The Blue Moon can be a pretty interesting place even if one does not gamble, karaoke, or has made the irrational decision to abstain from alcohol for no reason whatsoever. The velvet walls have a certain appeal, and the clientele ranges from clean to drunk to trashy to weird- and that’s weird as in Willy Wonka & the Chocolate Factory Boat Ride weird.
So when the Professors announced they were meeting up at the Blue Moon later that night, it was hardly a surprise to hear Sister Madly accept.
Also, it had a juke box, which pleased Sister Madly.
The bartender is a surly ol‘ fella who whole-heartedly blames the FDA for not regulating the amount of carbs in ravioli and coming up with a substitute that keeps one slender and fabulous.

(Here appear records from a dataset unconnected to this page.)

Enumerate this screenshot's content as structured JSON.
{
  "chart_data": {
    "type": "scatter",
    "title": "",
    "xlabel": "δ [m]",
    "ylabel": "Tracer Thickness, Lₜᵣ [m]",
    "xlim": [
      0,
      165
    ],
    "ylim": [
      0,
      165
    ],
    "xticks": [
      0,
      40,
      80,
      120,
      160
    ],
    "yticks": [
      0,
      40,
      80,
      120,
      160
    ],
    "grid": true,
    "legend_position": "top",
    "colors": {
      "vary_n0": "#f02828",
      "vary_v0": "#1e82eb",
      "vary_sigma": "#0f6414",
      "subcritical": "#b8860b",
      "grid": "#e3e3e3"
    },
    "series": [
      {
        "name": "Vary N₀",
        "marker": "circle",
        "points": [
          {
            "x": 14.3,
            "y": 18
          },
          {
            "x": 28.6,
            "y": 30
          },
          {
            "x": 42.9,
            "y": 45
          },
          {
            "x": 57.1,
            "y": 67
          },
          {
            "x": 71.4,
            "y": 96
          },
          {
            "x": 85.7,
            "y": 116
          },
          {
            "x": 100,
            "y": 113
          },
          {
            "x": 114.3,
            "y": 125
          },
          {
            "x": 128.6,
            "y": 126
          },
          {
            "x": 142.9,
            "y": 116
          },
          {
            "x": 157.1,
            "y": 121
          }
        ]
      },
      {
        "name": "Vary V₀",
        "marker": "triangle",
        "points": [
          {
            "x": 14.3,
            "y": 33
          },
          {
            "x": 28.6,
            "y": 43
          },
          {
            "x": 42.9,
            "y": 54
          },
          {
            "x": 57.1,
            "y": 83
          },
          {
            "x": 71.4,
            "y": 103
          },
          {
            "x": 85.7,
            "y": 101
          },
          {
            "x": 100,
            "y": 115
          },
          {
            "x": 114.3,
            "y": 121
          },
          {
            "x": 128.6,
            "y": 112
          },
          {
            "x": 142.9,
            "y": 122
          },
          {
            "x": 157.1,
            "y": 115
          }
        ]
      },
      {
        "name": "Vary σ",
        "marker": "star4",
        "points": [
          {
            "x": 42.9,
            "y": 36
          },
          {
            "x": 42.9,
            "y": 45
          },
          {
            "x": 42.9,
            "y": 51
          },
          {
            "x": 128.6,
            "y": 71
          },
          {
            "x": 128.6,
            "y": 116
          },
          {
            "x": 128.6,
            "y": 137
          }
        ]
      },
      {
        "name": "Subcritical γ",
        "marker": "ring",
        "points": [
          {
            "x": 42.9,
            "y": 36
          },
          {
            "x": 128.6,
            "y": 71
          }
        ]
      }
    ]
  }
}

It’s said that he keeps a bottle of A-1 Sauce filled with whiskey behind the counter- a necessity, no doubt, when video poker is the soundtrack of your life.
Or maybe it’s filled with A-1 Sauce. But he keeps it behind the counter.
That was the night Sister Madly encountered a rather engaging- if somewhat exaggerated- South American, who claimed to be a former ballroom dancer. It wasn‘t long before the colorful patrons of the Blue Moon were encouraging him to entertain them with these supposed talents. But when not one of the colorful patrons volunteered to be his partner, he turned to Sister Madly.
Do you Cha-Cha, Senorita?
Now, Sister Madly has been known to dance- in the dark, with herself and absolutely no apologies to the people downstairs- so her affirmative answer was not technically misleading. However, had she been fluent in heavily-accented English-as-a-Second-Language, she would have realized that Do you Cha-Cha, Senorita? translated to Are you, in fact, a 4-Time World Champion Ballroom Dancer specializing in the Foxtrot?
In the movies, when the non-gambling, teetotalling underdog is asked to dance, she is dressed to the nines, knows all the steps, and dances with the utmost elegance and grace into the heart of America. Sister Madly was dressed for the excessive heat, hadn’t a clue how to use her feet, and was at times flung with wild abandon into the heart of the crowd.
Imagine, if you will, an Argentinean Sophisticate attempting to Foxtrot to the Fairytale of New York with a Rag Doll who was doing her best to look coordinated and dignified- and who failed appallingly. Never had the floor so repeatedly hurdled upwards at her body, nor had there ever been such flailing of limbs without smacking someone across the face. She also learned that night just how many times she can twist her legs around each without breaking something important first, which she had wondered about in the past. The Argentinean Sophisticate retained enough sense not to attempt any lifts, as Sister Madly surely would have found herself swinging across the bar from the chandelier- medieval style.
Their dance ended not only with the music, but with a final gesture that sent Sister Madly into a chair that rolled down the hall and into the kitchen, where she ordered the onion rings the Professors had requested 10 minutes before.
He may have been a ballroom dancer, but not necessarily a good one.
Let us just say it’s best that Sister Madly dances in the dark.